Step 3: Decide how much money you want to save

Would you like to save regularly into an ISA or are you looking to put aside a lump sum?

Work out what suits your circumstances best. It may be that you are saving towards a particular goal, in which case you can calculate your time frames and contribution amounts to ensure you meet your aspirations.

The key thing here is to take into account your ISA allowance for each tax year that you contribute towards your pot.

Step 4: Collate your documentation

Having your documentation ready in advance when you open an ISA can help avoid unnecessary delays. This includes:

  • National Insurance Number
  • Government issued ID such as driving licence or passport
  • Proof of address such as bank statement or utility bill

Step 5: Complete an application

Most applications can be completed online, however you should ensure you are familiar with the tax rules for current tax year before making a deposit.

ISA Frequently asked questions

 

I already have an ISA, can I open another one?

Yes, you can open one of each ISA type in the same tax year, every year, regardless of any existing ISAs you may already have. In fact many providers will save their best deals for new accounts so it is always worth checking to see if you can get a better deal elsewhere, and this is especially true for cash ISAs whereby the interest rate can deplete over time.

How can I transfer an existing ISA to a new provider?

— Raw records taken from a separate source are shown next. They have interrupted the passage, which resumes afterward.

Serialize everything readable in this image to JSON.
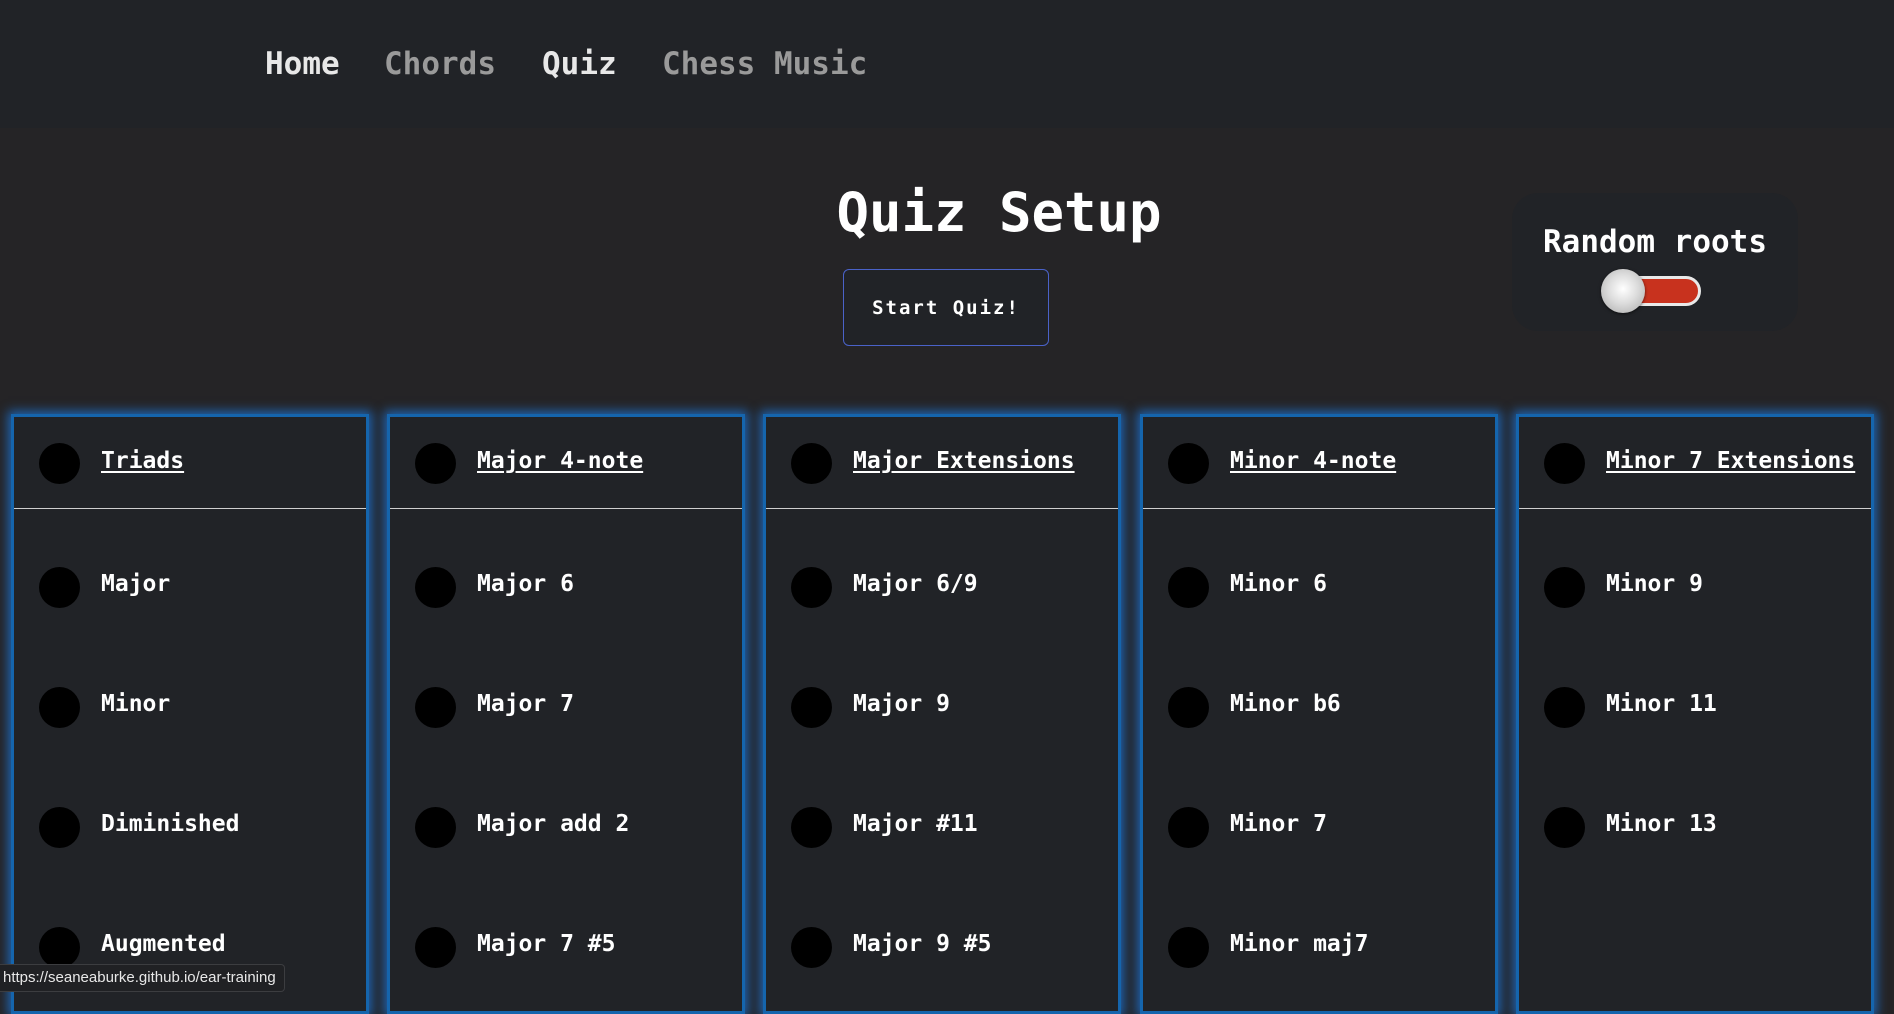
{
  "nav": {
    "home": "Home",
    "chords": "Chords",
    "quiz": "Quiz",
    "chess_music": "Chess Music"
  },
  "main": {
    "title": "Quiz Setup",
    "start_button": "Start Quiz!"
  },
  "random_roots": {
    "label": "Random roots",
    "enabled": false
  },
  "groups": [
    {
      "title": "Triads",
      "options": [
        "Major",
        "Minor",
        "Diminished",
        "Augmented"
      ]
    },
    {
      "title": "Major 4-note",
      "options": [
        "Major 6",
        "Major 7",
        "Major add 2",
        "Major 7 #5"
      ]
    },
    {
      "title": "Major Extensions",
      "options": [
        "Major 6/9",
        "Major 9",
        "Major #11",
        "Major 9 #5"
      ]
    },
    {
      "title": "Minor 4-note",
      "options": [
        "Minor 6",
        "Minor b6",
        "Minor 7",
        "Minor maj7"
      ]
    },
    {
      "title": "Minor 7 Extensions",
      "options": [
        "Minor 9",
        "Minor 11",
        "Minor 13"
      ]
    }
  ],
  "status_bar": {
    "url": "https://seaneaburke.github.io/ear-training"
  },
  "colors": {
    "page_background": "#252426",
    "panel_background": "#212327",
    "card_glow": "#1565ad",
    "toggle_track": "#c8321e",
    "button_border": "#4a62c8"
  }
}
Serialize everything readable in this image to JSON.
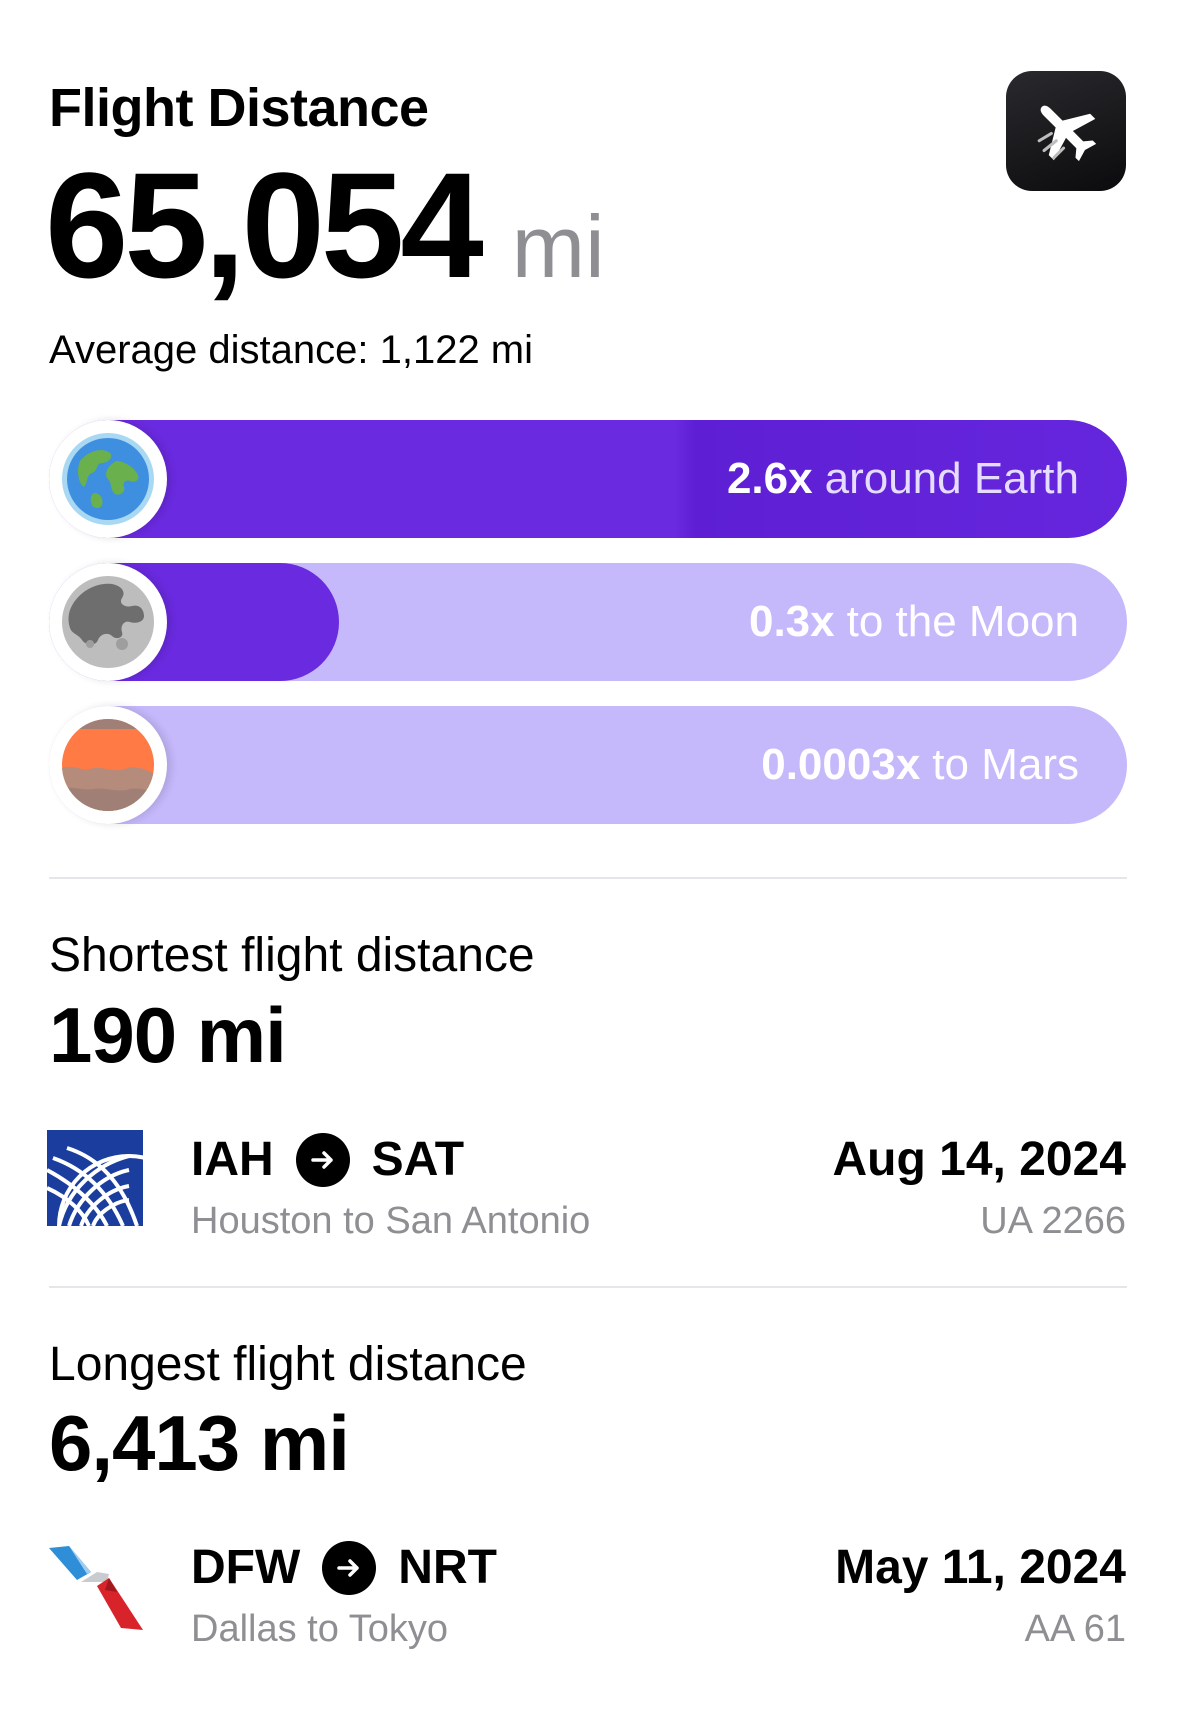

Firstly ensure your new provider accepts transfers. If this is the case, they should be able to provide you with a transfer form. Most providers will then take care of the transfer on your behalf.

Am I paying tax on my current savings?

If you are earning interest on cash that you currently have in a savings account then it is possible that you are paying income tax although this will depend on whether you are earning in excess of the personal savings allowance.

What is the personal savings allowance?

The personal savings allowance is a tax-free allowance that lets taxpayers earn interest on their savings without paying tax on that interest. For 2021/22 that allowance is £5,000.

Can I lose money in an ISA?

You can’t lose money in a cash ISA, however, the rate of interest can fall below the rate of inflation, meaning your money will lose value over time.

However, an investment ISA comes with a degree of risk as the value of investments can go up as well as down.

Stocks and shares ISAs should be considered a long term investment in order to ride out any volatility in the market and you should ensure you have a well diversified portfolio in order to mitigate any risk.